В то время я не мог представить, что это может быть что-то подобное. Это то, что делали с ней железнодорожные части, пока она росла?

«Да, я пережил самое худшее. Но мне действительно нужна еда и вода». Ее голос такой слабый, что мне приходится наклоняться к ее рту, чтобы услышать ее. Но ее слова наполняют меня невероятным облегчением. Если она говорит, что с ней все в порядке, я должен ей поверить.

«Конечно, все, что вам нужно», — тут же соглашаюсь я, лихорадочно вытирая слезы. Затем я смотрю на нее и сглатываю, еще одна дрожь сотрясает меня.

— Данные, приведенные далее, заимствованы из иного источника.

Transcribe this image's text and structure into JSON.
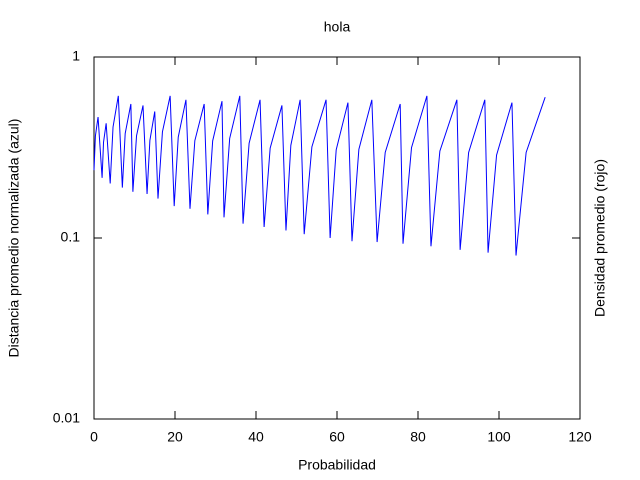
{
  "chart_data": {
    "type": "line",
    "title": "hola",
    "xlabel": "Probabilidad",
    "ylabel": "Distancia promedio normalizada (azul)",
    "y2label": "Densidad promedio (rojo)",
    "log_y": true,
    "xlim": [
      0,
      120
    ],
    "xticks": [
      0,
      20,
      40,
      60,
      80,
      100,
      120
    ],
    "ylim": [
      0.01,
      1
    ],
    "yticks": [
      0.01,
      0.1,
      1
    ],
    "series": [
      {
        "color": "#0000ff",
        "x": [
          0,
          0.35,
          1,
          2,
          2.35,
          3,
          4,
          4.7,
          6,
          7,
          7.7,
          9.1,
          9.6,
          10.5,
          12.1,
          13.1,
          13.8,
          15,
          15.8,
          16.9,
          18.8,
          19.8,
          20.8,
          22.7,
          23.7,
          24.9,
          27.2,
          28.1,
          29.3,
          31.6,
          32.1,
          33.5,
          36,
          36.8,
          38.3,
          41,
          42,
          43.5,
          46.4,
          47.4,
          48.6,
          50.9,
          51.9,
          53.8,
          57.3,
          58.3,
          59.8,
          62.7,
          63.7,
          65.4,
          68.6,
          69.9,
          71.9,
          75.6,
          76.3,
          78.4,
          82.2,
          83.2,
          85.4,
          89.6,
          90.4,
          92.5,
          96.5,
          97.3,
          99.4,
          103.2,
          104.2,
          106.7,
          111.4
        ],
        "values": [
          0.237,
          0.367,
          0.466,
          0.215,
          0.338,
          0.43,
          0.2,
          0.41,
          0.61,
          0.19,
          0.378,
          0.55,
          0.18,
          0.367,
          0.54,
          0.175,
          0.346,
          0.5,
          0.165,
          0.386,
          0.61,
          0.15,
          0.361,
          0.58,
          0.145,
          0.345,
          0.55,
          0.135,
          0.344,
          0.57,
          0.13,
          0.355,
          0.61,
          0.12,
          0.334,
          0.58,
          0.115,
          0.314,
          0.54,
          0.11,
          0.325,
          0.58,
          0.105,
          0.319,
          0.58,
          0.1,
          0.307,
          0.56,
          0.096,
          0.309,
          0.58,
          0.095,
          0.297,
          0.55,
          0.093,
          0.316,
          0.61,
          0.09,
          0.302,
          0.58,
          0.086,
          0.297,
          0.58,
          0.083,
          0.287,
          0.56,
          0.08,
          0.297,
          0.6
        ]
      }
    ]
  }
}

Как мне вообще ее забрать в таком состоянии? Как я могу нести ее, не причиняя ей еще большей боли? Я думаю и думаю, пытаясь что-то придумать, пока не думаю, что у меня есть идея.

Решительно кивая самому себе, я проскальзываю между ее ног, скользя одной рукой под ее зад, а другой за спину. Затем я наклоняюсь полностью вперед, стараясь как можно мягче поднять ее на спину. Она такая легкая…

Я отталкиваюсь ногами, быстро скользя руками, чтобы просунуть их под ее ягодицы, чтобы удержать ее, пока я пытаюсь выпрямиться. Такое ощущение, что она совершенно без сознания и прихрамывает ко мне. Я должен остановиться и остаться, наклонившись вперед, удерживая большую часть ее веса на своей спине и ногах.

Она маленькая и легкая для своего возраста, но все равно доходит до моего подбородка, так что ее должно быть трудно поднять. И это так, но не потому, что она тяжелая. Мне приходится осторожно удерживать ее на спине, потому что она даже не может держаться вот так. Но она такая легкая. Намного легче, чем должен быть человек нашего возраста. Легче, чем кто-либо должен быть. Это страшно…

Я глотаю слезы и начинаю идти. Как бы ни было тяжело, я должен вернуть ее. Ей нужна еда и отдых. Она сказала, что пережила самое худшее, но это не те раны, которые человек может пережить. Она сказала, что она сломанная рельсовая единица, так что даже у нее должны быть пределы! Я делаю шаг за шагом, стараясь удержать ее в равновесии, чтобы она не упала, пока снова не подойду к Северным воротам. Как только я вижу ворота, охранники бросаются ко мне.

Я смотрю на них, насколько это возможно, наклонившись вот так. Они стоят как стена между нами и городом. Я вообще не думал об этом раньше. Они задают вопросы.

Как мне это объяснить?

Что мне сказать?

Что теперь будет?

Но тут из-за стены охранников появляется знакомое лицо. Почему Эрик здесь?